En peignant Maxime, Zola montre que la distinction est naturelle tandis que l’élégance plaquée des arrivistes dissimule mal le manque de grâce de ceux qui ne semblent véritablement à l’aise dans leur habit qu’en exhibant « des brillants » (16). D’ailleurs, les manuels de bon ton proclament que les bijoux doivent être discrets : « Nous abominons toutes ces bagues et breloques dont certains hommes se surchargent les doigts et le gilet comme des marchands d’orviétans retirés… Une tabatière, une montre, un lorgnon si on a la vue basse, le tout en or, sont les seuls bijoux qu’un homme raisonnable puisse se permettre. » (17).

Dans un autre registre, certaines pièces vestimentaires suivent un cours plus net et plus varié. Ces marques distinctives de l’homme bien élevé hiérarchisent les niveaux d’élégance. En premier lieu, il convient de mentionner la cravate dont le raffinement éclipse et domine les autres détails du costume, ce qui faisait dire à Balzac qu’elle était « à la toilette ce que la truffe est au dîner » (18). L’art de mettre sa cravate n’est pas à la portée du commun des mortels. Il faut rappeler que la confection des différents nœuds nécessite une technique soignée : plier les coins du bandeau, l’enrouler autour du cou, travailler le nœud selon la forme désirée… fait partie d’une panoplie de gestes réservés à une élite privilégiée. Un Goujet qui, quotidiennement, se doit tout à son labeur, ne peut rivaliser avec un Larsonneau dont la toilette constitue un temps fort de la journée. Ce n’est pas un hasard si la cravate est à l’origine de nombreuses physiologies (19) concernant les différences de cet accessoire vestimentaire, « sorte de thermomètre sur lequel le degré du goût et d’esprit d’un fashionable doit être jugé » (20).

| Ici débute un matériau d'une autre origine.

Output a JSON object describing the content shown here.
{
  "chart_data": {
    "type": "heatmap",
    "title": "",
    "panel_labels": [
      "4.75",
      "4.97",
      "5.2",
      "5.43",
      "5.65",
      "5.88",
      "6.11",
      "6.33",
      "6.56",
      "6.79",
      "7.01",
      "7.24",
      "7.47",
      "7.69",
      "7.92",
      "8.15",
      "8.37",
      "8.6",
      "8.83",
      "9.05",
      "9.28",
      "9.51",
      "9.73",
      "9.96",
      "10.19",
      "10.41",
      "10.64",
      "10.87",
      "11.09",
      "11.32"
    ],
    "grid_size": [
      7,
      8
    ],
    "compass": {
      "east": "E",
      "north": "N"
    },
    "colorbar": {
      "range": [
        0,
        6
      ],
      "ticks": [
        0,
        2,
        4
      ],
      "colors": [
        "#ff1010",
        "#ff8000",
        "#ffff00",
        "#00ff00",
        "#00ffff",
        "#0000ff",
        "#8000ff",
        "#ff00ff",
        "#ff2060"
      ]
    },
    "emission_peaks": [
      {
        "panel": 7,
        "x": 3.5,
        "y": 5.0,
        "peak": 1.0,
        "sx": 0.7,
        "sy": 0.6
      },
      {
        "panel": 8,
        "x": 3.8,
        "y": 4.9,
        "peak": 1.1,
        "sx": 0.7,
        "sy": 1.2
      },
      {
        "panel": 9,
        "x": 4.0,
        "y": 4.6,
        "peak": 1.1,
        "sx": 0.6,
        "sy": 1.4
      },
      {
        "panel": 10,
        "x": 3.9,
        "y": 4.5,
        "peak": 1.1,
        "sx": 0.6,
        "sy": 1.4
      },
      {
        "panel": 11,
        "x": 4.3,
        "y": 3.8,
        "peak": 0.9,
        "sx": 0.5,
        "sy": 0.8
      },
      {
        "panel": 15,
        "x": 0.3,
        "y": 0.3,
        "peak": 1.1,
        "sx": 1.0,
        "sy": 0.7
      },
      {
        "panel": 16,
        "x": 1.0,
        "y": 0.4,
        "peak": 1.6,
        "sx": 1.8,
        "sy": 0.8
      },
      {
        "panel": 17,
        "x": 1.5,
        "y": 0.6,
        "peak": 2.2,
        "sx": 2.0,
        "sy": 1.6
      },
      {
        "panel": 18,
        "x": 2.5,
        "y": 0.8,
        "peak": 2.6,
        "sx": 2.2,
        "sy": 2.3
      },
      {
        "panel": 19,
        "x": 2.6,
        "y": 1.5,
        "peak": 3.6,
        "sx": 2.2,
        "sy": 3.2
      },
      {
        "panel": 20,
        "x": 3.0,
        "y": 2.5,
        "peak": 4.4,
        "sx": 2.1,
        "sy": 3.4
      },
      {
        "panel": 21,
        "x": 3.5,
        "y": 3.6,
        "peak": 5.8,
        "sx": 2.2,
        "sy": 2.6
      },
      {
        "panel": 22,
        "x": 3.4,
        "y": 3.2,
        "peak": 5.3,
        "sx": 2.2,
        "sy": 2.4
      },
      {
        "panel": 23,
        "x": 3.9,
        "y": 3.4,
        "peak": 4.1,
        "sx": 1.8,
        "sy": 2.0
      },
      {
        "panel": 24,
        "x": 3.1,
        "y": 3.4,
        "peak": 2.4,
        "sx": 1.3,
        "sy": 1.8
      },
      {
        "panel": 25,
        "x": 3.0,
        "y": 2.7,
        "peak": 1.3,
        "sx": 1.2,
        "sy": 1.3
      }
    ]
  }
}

Lors de la réception chez les Duveyrier, dans Pot-Bouille, Octave se présente en « cravate blanche » (21). L’épithète prend ici toute son importance dans la mesure où, en dépit d’une certaine simplification concernant la forme, la cravate change peu de couleur au XIXe siècle ; elle est blanche en tenue habillée et noire pour le costume de ville. Néanmoins, elle reste, sous le Second Empire, l’une des rares parties du vêtement (avec le gilet) où la fantaisie triomphe. Cette pléthore de détails n’a pas échappé au regard de Zola, lequel nous fait côtoyer tantôt un Trublot « cravaté de blanc » (22), tantôt un Larsonneau arborant « des cravates étonnantes » (23) ou un Maxime aux « cravates prodigieuses » (24). Il ne s’agit pas seulement de règles de savoir-vivre, mais d’une bienséance vestimentaire, d’une recherche d’élégance permettant à la bourgeoisie de s’extérioriser dans une société qui redoute l’indifférenciation.

L’analyse zolienne est également significative en ce qui concerne les autres objets de la toilette masculine : gants, chaussures, chapeaux… Ce sont là des marques distinctives de l’homme bien élevé et, en même temps, des accessoires indispensables à toute démarcation sociale. Les bourgeois de Zola sont « bien gantés » (25), « gantés juste » (26) ; ils sont « chaussés finement » (27) et portent des « chapeaux ineffables » (28). À ce titre, la propreté vestimentaire revêt un sens qui informe sur la société. Zola ne sous-estime pas la révolution hygiénique qui s’instaure sous l’égide des législateurs, médecins et éducateurs ; il souligne que la propreté demeure un produit économique et culturel réservé à une élite car elle constitue un indice de classe : chacun sait que la bourgeoisie se salit moins par rapport à la classe ouvrière ou au monde paysan. Avoir du linge, porter des plastrons, des cols, des cravates ou des manchettes au blanc immaculé sont les marques d’un train de vie luxueux (29).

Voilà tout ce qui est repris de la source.